Quando si iscrisse alla High School Of Performing Arts di New York, Suzanne sognava di fare la ballerina. Ne uscì cantautrice, talmente talentuosa da rinverdire il fasto di Joni Mitchell – una Mitchell meno “divina” e decisamente più “terrena” – e spalancare le porte a una pletora di giovanette armate di voce, chitarra e belle speranze.
Suzanne ce l’ha fatta e con ineffabile parsimonia, figlia di un’indole riservata e schiva fino all’eccesso, ancora mi allieta.
Ultimo segnale di vita, a quanto mi risulta, questo “An Evening Of New York Songs And Stories”.
Mi tolgo subito il pensiero e, sì, ci sono quelle “Luka” e “Tom’s Diner” che diventarono quasi un tormentone (la seconda solo qualche anno dopo l’uscita e per colpa altrui) e ci sta pure “Marlene On The Wall”, che tormentone non lo è mai stato ma è senza dubbio tra le canzoni più famose di Suzanne.

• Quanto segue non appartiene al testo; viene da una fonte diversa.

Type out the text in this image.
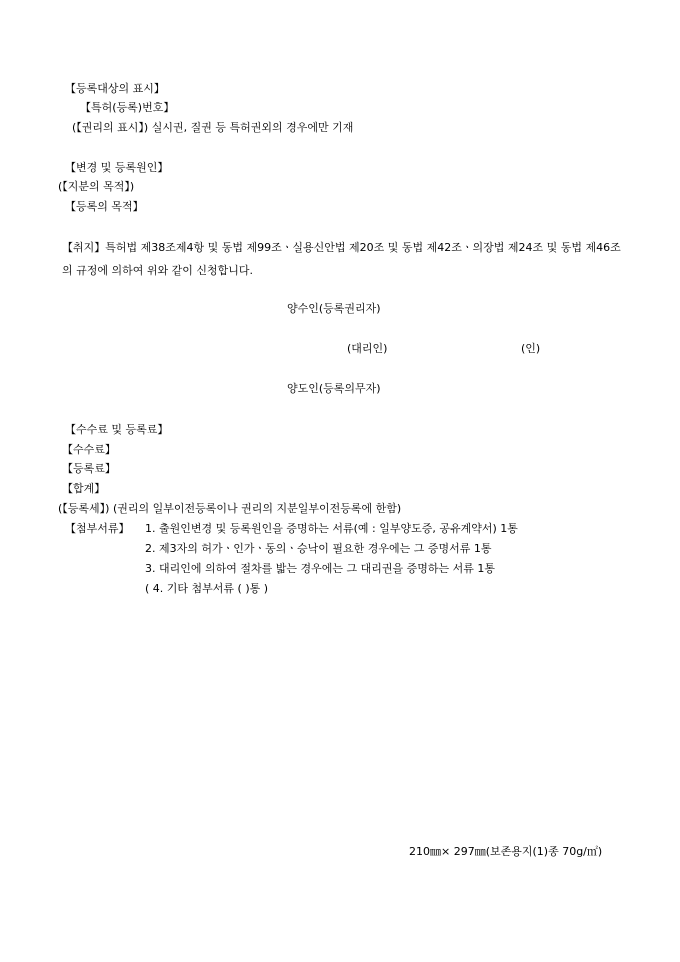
【등록대상의 표시】
【특허(등록)번호】
(【권리의 표시】) 실시권, 질권 등 특허권외의 경우에만 기재
【변경 및 등록원인】
(【지분의 목적】)
【등록의 목적】
【취지】특허법 제38조제4항 및 동법 제99조ㆍ실용신안법 제20조 및 동법 제42조ㆍ의장법 제24조 및 동법 제46조의 규정에 의하여 위와 같이 신청합니다.
양수인(등록권리자)
(대리인)	(인)
양도인(등록의무자)
【수수료 및 등록료】
【수수료】
【등록료】
【합계】
(【등록세】) (권리의 일부이전등록이나 권리의 지분일부이전등록에 한함)
【첨부서류】 1. 출원인변경 및 등록원인을 증명하는 서류(예 : 일부양도증, 공유계약서) 1통
2. 제3자의 허가ㆍ인가ㆍ동의ㆍ승낙이 필요한 경우에는 그 증명서류 1통
3. 대리인에 의하여 절차를 밟는 경우에는 그 대리권을 증명하는 서류 1통
( 4. 기타 첨부서류 ( )통 )
210㎜× 297㎜(보존용지(1)종 70g/㎡)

Così, se questo album se lo comprasse anche chi non sa nemmeno chi sia Suzanne Vega, di sicuro ne trarrebbe piacere, si ascolta quei due brani e finalmente può associare un nome alla voce.
Ai più consapevoli, l’ascolto regala soddisfazioni ben superiori.
Si tratta di una selezione di brani tratti da due concerti a tema registrati a marzo 2019 a New York, due serate trascorse a cantare canzoni e raccontare storie che hanno come protagonista New York, qualche volta in primo piano, qualche volta sullo sfondo.
Suzanne, voce e chitarra acustica, è l’altra protagonista solitaria, tranne quando le tengono una pacata compagnia una chitarra elettrica (Gerry Leonard), un basso (Jeffrey Allen) e un piano (Jamie Edwards): non serve altro, perché Suzanne ha sempre avuto la capacità di incantare con niente, voce e chitarra o solo voce proprio come in “Tom’s Diner”.
Scorrono 15 originali, in massima parte tratti dall’omonimo esordio, il successivo “Solitude Standing” e il bellissimo “Beauty & Crime” del 2007, versioni se possibile ancora più sobrie e contenute di quelle in studio, eccezion fatta per una “Tom’s Diner” prossima al remix DNA, fuga dal canone folk subito rientrata nella successiva “Anniversary” per voce e piano, ed una “Tombstone” vivace e mossa al confine del rock, laddove su “Nine Objects Of Desire” lambiva il jazz.
Il momento più bello arriva con i 4 minuti di “Gypsy”, canzone splendida sempre e comunque, però quando Suzanne la canta accompagnandosi solo con la sua chitarra ancora di più; quello più esplicativo di Suzanne Vega lo ritrovo in “New York Is My Destination”, dal progetto “Loved, Beloved” dedicato alla scrittrice Carson McCullers, bellissimo pure questo e da recuperare assolutamente.
In mezzo il rifacimento di “Walk On The Wild Side”, per convincermi definitivamente che New York me la possono raccontare solo Lou Reed e Suzanne.
“New York è una donna, ti farà soffrire e per lei sarai sempre e solo uno dei tanti”.